- Genre: Science fiction Sitcom
- Written by: Álex de la Iglesia Jorge Guerricaechevarria Pepón Montero Juan Maidagán
- Directed by: Álex de la Iglesia
- Starring: Antonio Gil Carlos Areces Enrique Martínez [es] Carolina Bang Manuel Tallafé Enrique Villén
- Country of origin: Spain
- Original language: Spanish
- No. of seasons: 2
- No. of episodes: 26

Production
- Executive producer: Pedro Costa [es]
- Production company: Pánico Films

Original release
- Network: La 2
- Release: 24 September 2008 – 30 December 2009

= Plutón B.R.B. Nero =

Television series

Plutón B.R.B. Nero is a Spanish science-fiction sitcom television series directed by Álex de la Iglesia. Produced by Pedro Costa and Pánico Films, its two seasons originally aired on La 2 from September 2008 to December 2009.

== Production and release ==
Regarding the screenwriting, and besides de la Iglesia's recurrent partnership with Jorge Guerricaecheverria, he also collaborated with Pepón Montero and Juan Maidagán, writers of Camera Café.

The first episode premiered on 24 September 2008. Titled El origen de Roswell, it commanded a 5.8% share of audience, above the channel's average.
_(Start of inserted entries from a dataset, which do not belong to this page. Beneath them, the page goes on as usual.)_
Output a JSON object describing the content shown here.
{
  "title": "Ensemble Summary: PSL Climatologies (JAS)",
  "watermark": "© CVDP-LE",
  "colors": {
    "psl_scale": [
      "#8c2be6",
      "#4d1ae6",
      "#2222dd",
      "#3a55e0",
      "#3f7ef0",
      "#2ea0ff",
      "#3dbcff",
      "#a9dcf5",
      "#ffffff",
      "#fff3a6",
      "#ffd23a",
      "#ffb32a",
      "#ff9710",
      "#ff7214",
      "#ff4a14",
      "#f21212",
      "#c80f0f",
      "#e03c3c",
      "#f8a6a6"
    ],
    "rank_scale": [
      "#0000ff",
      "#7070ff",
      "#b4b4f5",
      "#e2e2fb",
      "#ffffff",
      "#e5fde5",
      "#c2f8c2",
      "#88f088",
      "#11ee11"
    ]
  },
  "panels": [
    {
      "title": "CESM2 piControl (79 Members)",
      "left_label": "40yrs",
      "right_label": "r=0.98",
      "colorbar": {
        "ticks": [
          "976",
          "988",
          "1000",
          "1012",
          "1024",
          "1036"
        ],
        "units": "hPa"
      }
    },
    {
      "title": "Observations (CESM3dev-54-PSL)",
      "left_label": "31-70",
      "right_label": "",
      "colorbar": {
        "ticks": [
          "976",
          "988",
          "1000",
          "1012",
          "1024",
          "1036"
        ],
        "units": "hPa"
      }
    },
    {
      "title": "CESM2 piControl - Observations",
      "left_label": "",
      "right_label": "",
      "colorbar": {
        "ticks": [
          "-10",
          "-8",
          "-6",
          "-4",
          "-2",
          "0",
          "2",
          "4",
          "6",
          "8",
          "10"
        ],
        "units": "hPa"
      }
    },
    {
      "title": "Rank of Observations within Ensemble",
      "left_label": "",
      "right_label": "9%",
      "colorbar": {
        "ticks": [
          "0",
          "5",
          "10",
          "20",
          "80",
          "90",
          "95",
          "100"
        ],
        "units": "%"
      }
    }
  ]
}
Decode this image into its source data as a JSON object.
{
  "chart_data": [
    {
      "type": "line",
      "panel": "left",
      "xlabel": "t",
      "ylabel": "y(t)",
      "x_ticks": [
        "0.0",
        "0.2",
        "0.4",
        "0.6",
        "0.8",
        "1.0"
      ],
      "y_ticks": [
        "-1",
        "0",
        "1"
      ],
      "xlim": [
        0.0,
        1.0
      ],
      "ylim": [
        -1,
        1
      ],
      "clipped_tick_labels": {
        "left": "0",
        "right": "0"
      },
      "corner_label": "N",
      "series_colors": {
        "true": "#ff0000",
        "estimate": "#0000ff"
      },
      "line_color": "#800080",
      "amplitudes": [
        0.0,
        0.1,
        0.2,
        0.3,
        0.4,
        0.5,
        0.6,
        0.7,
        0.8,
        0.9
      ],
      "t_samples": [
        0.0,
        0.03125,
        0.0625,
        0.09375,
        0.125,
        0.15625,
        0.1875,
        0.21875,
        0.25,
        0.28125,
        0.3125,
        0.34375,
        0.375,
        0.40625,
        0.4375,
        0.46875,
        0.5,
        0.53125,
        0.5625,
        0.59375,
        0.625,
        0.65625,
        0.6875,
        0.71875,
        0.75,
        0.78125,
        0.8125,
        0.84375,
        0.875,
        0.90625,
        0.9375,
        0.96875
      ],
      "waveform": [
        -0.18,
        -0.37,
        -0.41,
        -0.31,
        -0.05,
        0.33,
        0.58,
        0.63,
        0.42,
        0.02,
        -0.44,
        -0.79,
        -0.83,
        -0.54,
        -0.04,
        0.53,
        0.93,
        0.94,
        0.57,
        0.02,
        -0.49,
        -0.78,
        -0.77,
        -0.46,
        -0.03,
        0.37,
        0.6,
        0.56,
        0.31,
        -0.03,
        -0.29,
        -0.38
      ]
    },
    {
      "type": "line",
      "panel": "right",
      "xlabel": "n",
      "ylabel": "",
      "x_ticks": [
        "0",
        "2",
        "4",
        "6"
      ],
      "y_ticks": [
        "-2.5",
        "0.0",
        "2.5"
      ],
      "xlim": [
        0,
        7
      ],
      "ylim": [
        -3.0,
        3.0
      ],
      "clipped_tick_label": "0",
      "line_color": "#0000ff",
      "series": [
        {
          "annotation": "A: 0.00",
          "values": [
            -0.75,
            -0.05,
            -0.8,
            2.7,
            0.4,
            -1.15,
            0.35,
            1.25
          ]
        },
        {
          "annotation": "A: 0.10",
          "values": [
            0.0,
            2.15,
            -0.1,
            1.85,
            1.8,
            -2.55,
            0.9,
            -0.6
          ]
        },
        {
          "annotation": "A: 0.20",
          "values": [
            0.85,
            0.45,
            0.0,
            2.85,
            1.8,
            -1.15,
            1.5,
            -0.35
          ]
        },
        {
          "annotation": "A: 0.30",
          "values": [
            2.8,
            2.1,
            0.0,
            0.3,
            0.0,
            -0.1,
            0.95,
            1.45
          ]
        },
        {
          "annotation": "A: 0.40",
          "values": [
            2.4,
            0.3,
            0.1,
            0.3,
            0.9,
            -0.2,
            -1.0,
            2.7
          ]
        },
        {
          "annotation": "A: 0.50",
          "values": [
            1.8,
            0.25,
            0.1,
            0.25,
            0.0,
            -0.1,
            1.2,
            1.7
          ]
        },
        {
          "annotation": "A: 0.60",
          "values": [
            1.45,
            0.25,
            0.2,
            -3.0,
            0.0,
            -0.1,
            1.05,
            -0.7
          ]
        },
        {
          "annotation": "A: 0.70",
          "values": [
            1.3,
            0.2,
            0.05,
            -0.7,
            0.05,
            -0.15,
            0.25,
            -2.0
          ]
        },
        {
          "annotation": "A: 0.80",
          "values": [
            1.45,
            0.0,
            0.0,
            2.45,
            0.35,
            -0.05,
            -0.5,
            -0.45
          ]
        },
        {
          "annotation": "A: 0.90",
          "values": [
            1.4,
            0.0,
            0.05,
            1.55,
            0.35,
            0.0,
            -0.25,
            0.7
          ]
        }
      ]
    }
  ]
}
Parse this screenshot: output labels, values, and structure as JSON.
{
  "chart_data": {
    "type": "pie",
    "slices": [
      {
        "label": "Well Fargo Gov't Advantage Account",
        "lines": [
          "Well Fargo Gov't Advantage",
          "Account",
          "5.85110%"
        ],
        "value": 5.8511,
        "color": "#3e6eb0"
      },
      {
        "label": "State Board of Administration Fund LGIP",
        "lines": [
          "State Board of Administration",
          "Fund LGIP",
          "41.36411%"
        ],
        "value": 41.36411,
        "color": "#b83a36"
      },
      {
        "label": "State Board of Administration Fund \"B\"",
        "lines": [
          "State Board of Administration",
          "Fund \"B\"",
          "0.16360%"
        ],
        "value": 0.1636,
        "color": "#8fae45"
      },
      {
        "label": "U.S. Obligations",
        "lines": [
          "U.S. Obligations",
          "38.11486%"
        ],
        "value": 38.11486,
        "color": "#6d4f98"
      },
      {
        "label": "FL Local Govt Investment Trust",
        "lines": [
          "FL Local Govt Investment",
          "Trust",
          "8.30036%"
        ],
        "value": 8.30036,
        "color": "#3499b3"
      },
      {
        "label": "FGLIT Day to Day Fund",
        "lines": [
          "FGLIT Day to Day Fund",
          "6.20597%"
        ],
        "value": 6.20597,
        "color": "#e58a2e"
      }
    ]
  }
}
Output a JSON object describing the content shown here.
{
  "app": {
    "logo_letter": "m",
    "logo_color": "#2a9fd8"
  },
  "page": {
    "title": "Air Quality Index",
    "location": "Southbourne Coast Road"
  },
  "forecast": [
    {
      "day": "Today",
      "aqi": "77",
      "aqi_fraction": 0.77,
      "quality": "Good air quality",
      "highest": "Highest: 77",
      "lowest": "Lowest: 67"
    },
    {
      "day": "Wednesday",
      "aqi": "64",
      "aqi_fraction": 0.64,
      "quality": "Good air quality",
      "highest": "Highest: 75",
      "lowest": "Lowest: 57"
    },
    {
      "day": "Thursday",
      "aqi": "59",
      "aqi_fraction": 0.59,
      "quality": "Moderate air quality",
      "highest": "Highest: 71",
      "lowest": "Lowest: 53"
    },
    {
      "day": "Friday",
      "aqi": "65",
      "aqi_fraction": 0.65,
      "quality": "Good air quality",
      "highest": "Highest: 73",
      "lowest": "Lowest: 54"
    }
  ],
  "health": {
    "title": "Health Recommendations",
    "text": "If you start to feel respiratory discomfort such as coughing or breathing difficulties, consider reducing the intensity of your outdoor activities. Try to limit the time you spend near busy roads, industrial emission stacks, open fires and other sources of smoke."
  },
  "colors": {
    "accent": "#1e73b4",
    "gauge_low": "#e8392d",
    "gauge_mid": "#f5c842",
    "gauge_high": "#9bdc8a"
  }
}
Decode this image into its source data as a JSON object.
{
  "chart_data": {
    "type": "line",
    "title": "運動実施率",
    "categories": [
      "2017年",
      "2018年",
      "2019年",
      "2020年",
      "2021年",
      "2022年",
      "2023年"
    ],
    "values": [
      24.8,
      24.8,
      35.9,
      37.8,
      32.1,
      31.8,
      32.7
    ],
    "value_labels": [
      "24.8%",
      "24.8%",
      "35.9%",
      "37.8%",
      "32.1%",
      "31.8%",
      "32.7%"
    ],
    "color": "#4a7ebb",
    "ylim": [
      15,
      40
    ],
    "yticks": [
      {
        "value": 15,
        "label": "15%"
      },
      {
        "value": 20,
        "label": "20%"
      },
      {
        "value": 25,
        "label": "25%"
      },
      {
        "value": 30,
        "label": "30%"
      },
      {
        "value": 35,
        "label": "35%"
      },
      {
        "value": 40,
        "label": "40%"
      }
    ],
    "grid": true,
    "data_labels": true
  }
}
The last episode aired in December 2009.

== Premise ==
Year 2530. The ship Plutón BRB Nero travels across outer space, seeking to find a habitable planet as the Earth is fully built up.

== Cast ==
- Control room
- Antonio Gil, as Captain Valladares.
- Carlos Areces, as Querejeta, a pilot.
- Carolina Bang, as Lorna, an android.
- Enrique Villén, as Roswell, an alien.
- Engine room
- Enrique Martínez, as Hoffman, a maintenance technician.
- Manuel Tallafé, as Wollensky, an android.
- From Earth
- Gracia Olayo, as Merche, Valladares' wife.
- Mariano Venancio, as Macaulay Culkin III, the President.